Pray for Paris, nel silenzio di Parigi il Ground Zero dell’Europa ferita
Avremmo dovuto sentire il tifo acceso parigino allo Stade de France per l’amichevole Francia-Germania. A Saint-Denise Parigi ha sentito lo stesso boato del massacro terroristico di Monaco di Baviera nel 1972.
Avremmo dovuto ascoltare fino all’ultimo arpeggio le chitarre graffianti degli Eagles of Death Metal. Parigi invece ha assistito incredula alla carneficina a freddo di un pubblico da concerto tra le mura del Bataclan.
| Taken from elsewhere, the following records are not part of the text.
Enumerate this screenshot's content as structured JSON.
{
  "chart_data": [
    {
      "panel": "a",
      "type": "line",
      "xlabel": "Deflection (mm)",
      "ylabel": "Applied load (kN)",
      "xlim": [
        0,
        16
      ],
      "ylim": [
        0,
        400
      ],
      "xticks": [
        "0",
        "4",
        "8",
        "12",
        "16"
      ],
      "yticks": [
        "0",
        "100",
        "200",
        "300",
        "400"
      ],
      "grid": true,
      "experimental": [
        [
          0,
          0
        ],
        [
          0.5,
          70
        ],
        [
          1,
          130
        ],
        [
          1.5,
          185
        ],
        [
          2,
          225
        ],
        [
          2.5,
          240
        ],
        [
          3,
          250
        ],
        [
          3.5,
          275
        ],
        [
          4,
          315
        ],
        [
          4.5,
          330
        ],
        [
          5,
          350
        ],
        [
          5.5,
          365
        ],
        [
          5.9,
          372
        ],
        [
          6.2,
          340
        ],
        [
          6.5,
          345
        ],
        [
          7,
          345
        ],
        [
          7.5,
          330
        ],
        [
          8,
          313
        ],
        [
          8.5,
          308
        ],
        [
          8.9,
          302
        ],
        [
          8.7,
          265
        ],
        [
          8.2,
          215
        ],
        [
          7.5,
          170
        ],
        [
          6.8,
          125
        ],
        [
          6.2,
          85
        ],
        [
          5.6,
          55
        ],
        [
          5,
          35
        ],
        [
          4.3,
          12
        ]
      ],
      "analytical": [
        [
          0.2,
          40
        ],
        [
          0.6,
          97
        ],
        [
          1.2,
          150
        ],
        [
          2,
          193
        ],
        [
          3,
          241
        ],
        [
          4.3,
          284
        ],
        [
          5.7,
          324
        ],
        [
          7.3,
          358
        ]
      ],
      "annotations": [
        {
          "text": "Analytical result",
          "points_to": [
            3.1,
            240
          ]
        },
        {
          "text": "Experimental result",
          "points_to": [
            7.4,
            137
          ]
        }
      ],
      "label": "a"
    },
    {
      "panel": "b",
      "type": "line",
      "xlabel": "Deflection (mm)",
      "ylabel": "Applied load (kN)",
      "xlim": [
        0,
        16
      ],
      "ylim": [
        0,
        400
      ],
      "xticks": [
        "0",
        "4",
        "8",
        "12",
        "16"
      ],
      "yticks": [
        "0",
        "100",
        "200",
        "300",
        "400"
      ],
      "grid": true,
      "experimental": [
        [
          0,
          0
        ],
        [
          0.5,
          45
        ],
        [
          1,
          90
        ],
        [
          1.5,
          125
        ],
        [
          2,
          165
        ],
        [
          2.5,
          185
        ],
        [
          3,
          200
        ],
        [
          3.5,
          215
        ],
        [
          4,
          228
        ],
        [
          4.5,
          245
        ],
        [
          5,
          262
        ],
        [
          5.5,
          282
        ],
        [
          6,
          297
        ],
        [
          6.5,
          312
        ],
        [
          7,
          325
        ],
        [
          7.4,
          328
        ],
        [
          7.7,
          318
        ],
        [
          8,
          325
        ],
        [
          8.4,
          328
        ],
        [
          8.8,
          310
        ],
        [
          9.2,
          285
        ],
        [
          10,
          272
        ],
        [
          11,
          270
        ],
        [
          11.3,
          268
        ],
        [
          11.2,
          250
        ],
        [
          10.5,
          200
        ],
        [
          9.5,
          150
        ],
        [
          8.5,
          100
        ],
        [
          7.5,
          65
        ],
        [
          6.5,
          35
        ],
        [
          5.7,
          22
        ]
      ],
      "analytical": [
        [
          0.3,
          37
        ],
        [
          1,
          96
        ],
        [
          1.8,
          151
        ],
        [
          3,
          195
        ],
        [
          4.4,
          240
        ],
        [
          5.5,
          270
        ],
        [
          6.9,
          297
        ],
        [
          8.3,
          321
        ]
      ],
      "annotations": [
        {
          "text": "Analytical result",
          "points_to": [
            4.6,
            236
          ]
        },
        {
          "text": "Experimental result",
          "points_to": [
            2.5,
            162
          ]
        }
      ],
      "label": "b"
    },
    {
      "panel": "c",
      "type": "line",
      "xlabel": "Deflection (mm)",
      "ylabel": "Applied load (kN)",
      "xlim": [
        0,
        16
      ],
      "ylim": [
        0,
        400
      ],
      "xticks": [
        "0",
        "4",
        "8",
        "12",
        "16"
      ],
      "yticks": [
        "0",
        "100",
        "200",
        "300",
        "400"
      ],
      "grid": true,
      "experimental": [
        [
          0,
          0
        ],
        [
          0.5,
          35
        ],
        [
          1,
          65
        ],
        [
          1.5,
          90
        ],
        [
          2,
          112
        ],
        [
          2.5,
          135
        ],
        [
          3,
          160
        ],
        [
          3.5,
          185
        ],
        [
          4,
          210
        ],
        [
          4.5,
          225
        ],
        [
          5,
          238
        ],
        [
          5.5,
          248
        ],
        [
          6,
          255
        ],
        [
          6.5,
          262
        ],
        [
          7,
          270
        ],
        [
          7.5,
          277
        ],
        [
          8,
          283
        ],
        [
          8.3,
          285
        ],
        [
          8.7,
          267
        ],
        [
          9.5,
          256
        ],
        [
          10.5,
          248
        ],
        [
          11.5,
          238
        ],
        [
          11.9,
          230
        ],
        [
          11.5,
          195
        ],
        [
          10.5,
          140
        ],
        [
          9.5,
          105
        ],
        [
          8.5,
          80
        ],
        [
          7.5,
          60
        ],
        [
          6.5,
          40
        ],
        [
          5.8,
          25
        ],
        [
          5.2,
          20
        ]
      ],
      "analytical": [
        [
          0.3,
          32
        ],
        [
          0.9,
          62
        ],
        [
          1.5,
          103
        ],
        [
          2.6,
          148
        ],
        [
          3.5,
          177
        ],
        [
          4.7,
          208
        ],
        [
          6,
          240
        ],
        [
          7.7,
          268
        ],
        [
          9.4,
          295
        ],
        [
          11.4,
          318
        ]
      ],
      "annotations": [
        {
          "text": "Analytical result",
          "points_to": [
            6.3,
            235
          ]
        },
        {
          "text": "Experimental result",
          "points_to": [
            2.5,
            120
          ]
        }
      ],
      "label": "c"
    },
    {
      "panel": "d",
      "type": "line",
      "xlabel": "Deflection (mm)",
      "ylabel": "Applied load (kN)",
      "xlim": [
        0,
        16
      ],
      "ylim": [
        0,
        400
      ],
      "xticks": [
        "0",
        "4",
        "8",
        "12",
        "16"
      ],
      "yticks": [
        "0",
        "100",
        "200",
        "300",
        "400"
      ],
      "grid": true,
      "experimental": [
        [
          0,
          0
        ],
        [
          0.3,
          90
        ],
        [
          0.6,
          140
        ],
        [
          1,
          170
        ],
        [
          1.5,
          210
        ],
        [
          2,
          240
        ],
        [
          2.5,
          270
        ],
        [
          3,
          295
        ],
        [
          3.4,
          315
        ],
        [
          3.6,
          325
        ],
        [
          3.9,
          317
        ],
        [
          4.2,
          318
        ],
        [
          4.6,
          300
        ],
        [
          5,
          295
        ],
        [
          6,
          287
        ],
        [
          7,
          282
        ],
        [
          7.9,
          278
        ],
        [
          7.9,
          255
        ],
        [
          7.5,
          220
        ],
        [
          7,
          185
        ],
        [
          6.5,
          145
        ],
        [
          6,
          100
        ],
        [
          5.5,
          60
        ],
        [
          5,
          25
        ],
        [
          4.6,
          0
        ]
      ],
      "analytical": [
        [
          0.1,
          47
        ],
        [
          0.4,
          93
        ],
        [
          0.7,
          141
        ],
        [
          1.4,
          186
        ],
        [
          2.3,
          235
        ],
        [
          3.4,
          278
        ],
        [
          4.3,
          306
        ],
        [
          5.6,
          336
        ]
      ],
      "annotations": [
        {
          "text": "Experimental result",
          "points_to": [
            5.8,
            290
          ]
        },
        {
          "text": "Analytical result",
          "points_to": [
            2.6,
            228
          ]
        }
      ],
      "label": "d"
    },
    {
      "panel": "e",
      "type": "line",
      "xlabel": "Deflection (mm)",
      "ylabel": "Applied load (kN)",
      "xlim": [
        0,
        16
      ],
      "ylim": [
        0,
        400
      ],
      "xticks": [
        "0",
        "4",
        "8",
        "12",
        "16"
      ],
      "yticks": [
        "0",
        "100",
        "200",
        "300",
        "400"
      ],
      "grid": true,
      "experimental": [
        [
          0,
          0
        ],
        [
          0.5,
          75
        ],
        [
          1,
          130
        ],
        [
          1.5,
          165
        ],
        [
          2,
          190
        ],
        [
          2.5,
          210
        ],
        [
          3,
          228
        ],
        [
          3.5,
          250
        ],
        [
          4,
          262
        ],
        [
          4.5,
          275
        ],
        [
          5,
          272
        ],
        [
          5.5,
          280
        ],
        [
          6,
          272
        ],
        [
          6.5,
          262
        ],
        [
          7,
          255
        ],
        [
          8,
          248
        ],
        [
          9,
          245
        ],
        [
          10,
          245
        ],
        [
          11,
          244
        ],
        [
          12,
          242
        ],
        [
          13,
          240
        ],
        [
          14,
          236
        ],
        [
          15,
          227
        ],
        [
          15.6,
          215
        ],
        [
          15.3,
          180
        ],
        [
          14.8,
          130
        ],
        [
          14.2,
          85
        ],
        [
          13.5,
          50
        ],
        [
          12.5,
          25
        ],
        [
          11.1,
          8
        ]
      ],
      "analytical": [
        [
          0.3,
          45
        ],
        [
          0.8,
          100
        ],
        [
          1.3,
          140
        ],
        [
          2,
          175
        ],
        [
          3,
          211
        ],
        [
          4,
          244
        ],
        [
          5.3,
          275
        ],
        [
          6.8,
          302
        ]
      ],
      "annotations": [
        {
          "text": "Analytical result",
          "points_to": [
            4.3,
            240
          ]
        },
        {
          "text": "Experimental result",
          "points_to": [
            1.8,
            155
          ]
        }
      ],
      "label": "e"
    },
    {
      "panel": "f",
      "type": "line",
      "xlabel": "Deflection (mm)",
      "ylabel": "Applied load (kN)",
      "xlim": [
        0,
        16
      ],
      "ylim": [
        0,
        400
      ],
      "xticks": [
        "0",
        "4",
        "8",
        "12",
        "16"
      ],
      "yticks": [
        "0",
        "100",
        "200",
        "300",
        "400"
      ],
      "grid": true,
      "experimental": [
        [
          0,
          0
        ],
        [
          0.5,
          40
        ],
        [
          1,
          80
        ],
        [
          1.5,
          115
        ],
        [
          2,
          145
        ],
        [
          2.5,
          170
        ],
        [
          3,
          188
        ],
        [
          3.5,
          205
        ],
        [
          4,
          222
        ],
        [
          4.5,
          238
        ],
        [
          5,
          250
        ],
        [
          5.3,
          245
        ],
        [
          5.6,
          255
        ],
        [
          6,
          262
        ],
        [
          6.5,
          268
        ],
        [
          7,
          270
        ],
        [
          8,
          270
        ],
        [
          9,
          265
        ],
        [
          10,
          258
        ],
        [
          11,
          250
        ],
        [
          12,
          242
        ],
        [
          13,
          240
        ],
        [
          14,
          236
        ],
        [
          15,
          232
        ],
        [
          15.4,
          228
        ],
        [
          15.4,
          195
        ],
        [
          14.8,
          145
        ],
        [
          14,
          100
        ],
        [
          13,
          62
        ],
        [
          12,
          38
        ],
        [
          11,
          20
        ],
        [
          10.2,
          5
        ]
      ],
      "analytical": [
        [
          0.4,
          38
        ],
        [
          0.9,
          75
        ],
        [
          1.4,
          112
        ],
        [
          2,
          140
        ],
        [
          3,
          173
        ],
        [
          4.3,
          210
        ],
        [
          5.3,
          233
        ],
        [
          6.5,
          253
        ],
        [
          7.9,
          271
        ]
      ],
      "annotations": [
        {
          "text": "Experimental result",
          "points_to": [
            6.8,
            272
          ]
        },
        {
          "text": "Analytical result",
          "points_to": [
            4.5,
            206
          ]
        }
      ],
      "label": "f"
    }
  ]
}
Avremmo dovuto festeggiare senza troppi clamori il nostro anniversario al ristorante Petite Cambodge. Ci hanno servito invece colpi di kalashnikov e la Torre Eiffel non ci ha aspettati tutta illuminata come la prima volta per il romantico bacio di mezzanotte.
Il terrorismo si è preso beffa di tutte le misure di sicurezza dopo la prima avvisaglia dell’attentato alla redazione di Charlie Hebdo dello scorso gennaio. I terroristi del 13 novembre non hanno colpito le istituzioni, ma direttamente la libertà di tutta la comunità nei luoghi che rappresentano la quotidianità di ciascuno: lo spalto di uno stadio, la sala di un concerto, un ristorante.
E’ uno dei momenti più bui della Quinta Repubblica Francese e il più oscuro della traballante presidenza di François Hollande.
L’ISIS ha scavato con un bagno di sangue il Ground Zero europeo nel cuore di Parigi. L’Europa abbassa il capo ferita e nelle ultime 50 ore ha preso coscienza di avere il suo 11 settembre. La paura ha abbassato i livelli di sicurezza emotiva, non la sentiamo più neanche nei nostri bunker a forma di casa. Il pericolo lo corriamo tutti.
Lo sciacallaggio mediatico ha mostrato che in Italia basta poco per essere sconci: il titolo di un quotidiano fuori posto, la bega politica nel cortiletto televisivo o l’intervista insensata.
I social network, che in questo weekend infernale hanno dimostrato per l’ennesima volta di essere bacino spontaeno di pubblica utilità, hanno supportato le famiglie delle vittime e dei dispersi attraverso l’hashtag su Twitter #RechercheParis.
Parigi non sarà più la stessa così come tutta l’Europa. Non è più tempo di crociate, di guerre mondiali e forse neanche delle guerre intelligenti, spiegate negli anni ’90 da Rossella Savarese in un saggio su cui mi sono formato. E’ tempo di affrontare con coscienza e senza l’istinto vendicativo o guerrafondaio la sordità dell’odio, quello che Kassovitz spiffera nelle sequenze dell’indimenticabile film La Haine.
In queste ore di fermo emotivo e silenzio si legittimano le riflessioni: i ricordi personali, che legano ciascuno di noi alla Parigi ferita, torneranno ad illuminare la Torre Eiffel, al buio prima della mezzanotte nelle ore del terrore sulla coda del 13 novembre.
Restituiremo a Parigi, attraverso la gratitudine e la riconoscenza di viaggiatori, anima e serenità, recuperati dal perimetro di un selfie, di uno scatto qualunque, di un momento speciale condiviso.
Vogliamo che la Torre Eiffel non sia ricordata come un ammasso di ferraglia spettrale, perché Parigi non resti un lager, ma una terrazza da cui guardare il futuro della memoria di essere europei nella gioia e nel dolore.